Jon Corzine's near tragic accident has interrupted an intense debate among journalists, legislators and federal prosecutors. The subject has been the legislative practice of placing "Christmas Tree" items in appropriations legislation.
The speculation has been that these expenditures, quietly placed in legislation during the still of the night, are inevitably self serving and wasteful. The Governor's accident, rather than distracting from this debate, might actually shed a little light on the subject.
Governor Corzine might owe his life to the quick evacuation to the trauma center at Cooper Hospital. Cooper has long possessed a quality emergency unit that was the rival of its North Jersey counterparts. What it didn't posses was a modern helicopter landing facility that could get patients efficiently from the site of an accident to an operating table.

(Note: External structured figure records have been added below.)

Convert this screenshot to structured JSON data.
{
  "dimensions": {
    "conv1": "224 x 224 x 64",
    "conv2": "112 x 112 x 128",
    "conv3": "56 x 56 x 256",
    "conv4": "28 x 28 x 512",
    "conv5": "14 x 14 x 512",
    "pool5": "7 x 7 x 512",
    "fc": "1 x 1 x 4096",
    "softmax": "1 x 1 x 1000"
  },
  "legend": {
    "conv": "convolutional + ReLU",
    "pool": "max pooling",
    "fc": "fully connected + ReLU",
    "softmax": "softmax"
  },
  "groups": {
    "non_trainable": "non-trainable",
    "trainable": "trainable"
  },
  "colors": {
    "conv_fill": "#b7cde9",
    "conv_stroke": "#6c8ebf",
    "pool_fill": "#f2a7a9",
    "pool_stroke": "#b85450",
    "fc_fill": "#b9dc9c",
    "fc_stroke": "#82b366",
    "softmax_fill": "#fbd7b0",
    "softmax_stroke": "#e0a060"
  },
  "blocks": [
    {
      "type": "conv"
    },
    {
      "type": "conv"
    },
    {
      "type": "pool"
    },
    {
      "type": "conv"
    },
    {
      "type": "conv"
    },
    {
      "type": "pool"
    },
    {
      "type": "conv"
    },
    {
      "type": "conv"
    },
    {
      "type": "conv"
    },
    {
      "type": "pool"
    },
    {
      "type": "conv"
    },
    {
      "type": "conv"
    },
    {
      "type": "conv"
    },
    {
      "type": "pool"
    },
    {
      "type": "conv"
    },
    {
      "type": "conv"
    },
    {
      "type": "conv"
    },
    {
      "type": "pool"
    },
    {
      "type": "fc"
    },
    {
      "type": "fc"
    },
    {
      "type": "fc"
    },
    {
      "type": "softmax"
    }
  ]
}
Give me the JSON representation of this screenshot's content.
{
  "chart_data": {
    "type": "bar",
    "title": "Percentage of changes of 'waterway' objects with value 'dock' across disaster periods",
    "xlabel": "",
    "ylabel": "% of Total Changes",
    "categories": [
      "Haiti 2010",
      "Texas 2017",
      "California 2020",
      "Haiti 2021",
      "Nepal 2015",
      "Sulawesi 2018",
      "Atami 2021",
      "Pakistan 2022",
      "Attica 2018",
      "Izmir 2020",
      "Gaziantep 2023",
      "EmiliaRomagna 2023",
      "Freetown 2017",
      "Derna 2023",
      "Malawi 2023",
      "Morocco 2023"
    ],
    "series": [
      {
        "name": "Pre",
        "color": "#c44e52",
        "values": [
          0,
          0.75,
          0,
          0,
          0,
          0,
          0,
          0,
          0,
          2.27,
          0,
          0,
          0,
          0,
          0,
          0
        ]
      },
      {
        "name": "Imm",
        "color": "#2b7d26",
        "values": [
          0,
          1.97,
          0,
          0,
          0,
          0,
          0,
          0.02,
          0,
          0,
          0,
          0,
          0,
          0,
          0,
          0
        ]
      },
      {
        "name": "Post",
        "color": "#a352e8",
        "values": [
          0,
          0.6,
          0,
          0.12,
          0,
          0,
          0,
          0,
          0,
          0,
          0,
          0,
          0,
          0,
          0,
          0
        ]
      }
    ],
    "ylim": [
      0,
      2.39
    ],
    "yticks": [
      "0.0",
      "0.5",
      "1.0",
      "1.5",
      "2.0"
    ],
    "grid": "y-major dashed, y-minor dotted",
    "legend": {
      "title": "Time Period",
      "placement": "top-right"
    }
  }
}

It was a vulnerability that wasn't fair to the people of South Jersey. Neither the bureaucracy in Trenton or Washington responded. What did work was the political system.
One night I approached Senator Byrd, chairman of the Senate Appropriations Committee, with a request. The President's Budget had ignored requests to strengthen emergency evacuation in southern New Jersey by replacing the inadequate helicopter landing pad at Cooper Hospital. The item was too small to gather legislative support. I needed him to insert a line item in an appropriation bill.
The result was the construction of a new emergency landing site at Cooper Hospital. A more immediate result was the rapid response to the Governor's accident. The larger point is that neither legislative leaders nor the appointed bureaucracy are always the best allocators of resources. What sometimes works best is individual legislators responding to requests from constituents.
What makes this such a great example is that only one person ever called to ask for the new helicopter pad. It was George Norcross.